Fear grips former allies as Gabonese president cracks down on corrupt officials
Ex-minister Magloire Ngambia is latest arrested in what many describe as a witch hunt.
A former minister of President Ali Bongo Ondimba has been arrested in what commentators have described as a witch hunt by the new government.
Days of deadly rioting followed the controversial re-election of President Bongo, 57, on 31 August, after opposition leader Jean Ping accused the incumbent leader of vote rigging to secure a win and filed a request for a recount within the nation's Constitutional Court.
The situation is still tense in the central African oil producing country. One the one hand, the opposition is appearing increasingly divided over whether to answer the call for dialogue launched by President Bongo in order to end the political stalemate.
On the other hand, fear is gripping President Bongo's former collaborators, following his new government's promises to curb bribery and corruption, which flourished under the regime of his father, former President Omar Bongo.
The Gabonese government has been conducting raids on corrupt officials. On 11 January, local press reported the arrest of Magloire Ngambia, a personal adviser of the president who left the government in 2015.
Ngambia, who held the positions of minister of economy, commerce, industry and tourism, and minister of investment promotion, infrastructure, housing and land management between 2012 and 2015, was heard by the General Police Directorate before he was driven to prison in the capital Libreville.
The former minister, 46, is being prosecuted for misappropriating public funds, particularly in the housing sector, an area where President Bongo faced the largest debacle of his first term. According to auditing firm KPMG, during March 2011, the civil servant's whole staff at the Ministry of Housing was dismissed due to corruption.

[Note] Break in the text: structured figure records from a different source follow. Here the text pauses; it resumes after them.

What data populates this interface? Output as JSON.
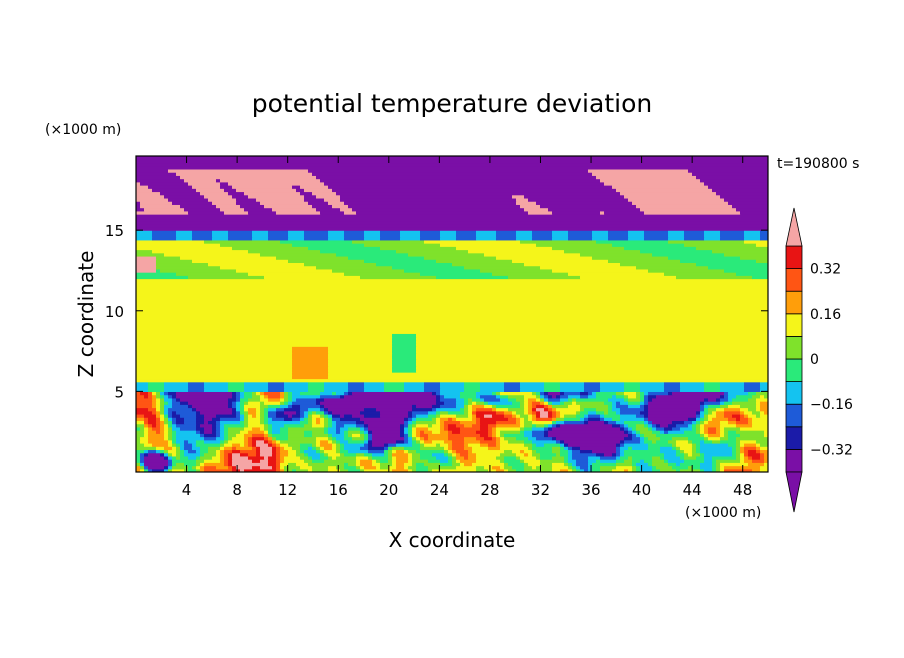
{
  "chart_data": {
    "type": "heatmap",
    "title": "potential temperature deviation",
    "xlabel": "X coordinate",
    "ylabel": "Z coordinate",
    "x_unit": "(×1000 m)",
    "y_unit": "(×1000 m)",
    "time_label": "t=190800 s",
    "xlim": [
      0,
      50
    ],
    "ylim": [
      0,
      19.6
    ],
    "x_ticks": [
      4,
      8,
      12,
      16,
      20,
      24,
      28,
      32,
      36,
      40,
      44,
      48
    ],
    "y_ticks": [
      5,
      10,
      15
    ],
    "colorbar": {
      "levels": [
        -0.4,
        -0.32,
        -0.24,
        -0.16,
        -0.08,
        0,
        0.08,
        0.16,
        0.24,
        0.32,
        0.4
      ],
      "labels": [
        "0.32",
        "0.16",
        "0",
        "−0.16",
        "−0.32"
      ],
      "label_values": [
        0.32,
        0.16,
        0,
        -0.16,
        -0.32
      ],
      "colors": [
        "#7a0fa6",
        "#1b1ba8",
        "#1e5bd8",
        "#14c3f0",
        "#2aea7a",
        "#7fe22b",
        "#f5f51a",
        "#ff9e0a",
        "#ff5514",
        "#e81414",
        "#f5a5a5"
      ],
      "extend": "both"
    },
    "layers": [
      {
        "z_range": [
          15,
          19.6
        ],
        "dominant": "< -0.4",
        "patches": "> 0.4 (upper cloud band)"
      },
      {
        "z_range": [
          14.5,
          15
        ],
        "dominant": "-0.32 to -0.16"
      },
      {
        "z_range": [
          12,
          14.5
        ],
        "dominant": "-0.08 to 0.08"
      },
      {
        "z_range": [
          5.5,
          12
        ],
        "dominant": "0 to 0.08",
        "patches": "0.08 to 0.16 near x=14; -0.16 to -0.08 near x=21"
      },
      {
        "z_range": [
          5,
          5.5
        ],
        "dominant": "-0.24 to -0.08"
      },
      {
        "z_range": [
          0,
          5
        ],
        "dominant": "turbulent mix from < -0.4 to > 0.4"
      }
    ]
  }
}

Ngambia was arrested alongside another high-ranking official, Blaise Wada, who manages a European Union-funded sanitation project in Libreville. "For all the people who are being investigated today, the principle of the presumption of innocence must prevail," government spokesman Alain Claude Bilie By Nze said during a press conference in the capital on 11 January.
According to RFI, the next swoop may target former ministers who joined to the opposition, a claim the spokesman refuted, adding: "This is not a witch hunt at all."
Described by RFI as "a real thunderbolt in the Gabonese public life", the arrest of Ngambia would have been unthinkable during President Bongo's first seven-year term in office. Originally from Haut-Ogooue – President Bongo's home province – Ngambia was seen as a "true minister of heaven and Earth".
The most prominent former ally to face the wrath of President Bongo's government is Etienne Dieudonne Ngoubou, former minister of petroleum and hydrocarbons, who was dismissed on 9 January.
As his re-elections effectively extended the Bongo family rule over Gabon into a sixth decade, President Bongo, who was defence minister under his father and took over the resource-rich nation in 2009 when Omar Bongo died, denied he is a continuation of his father's rule.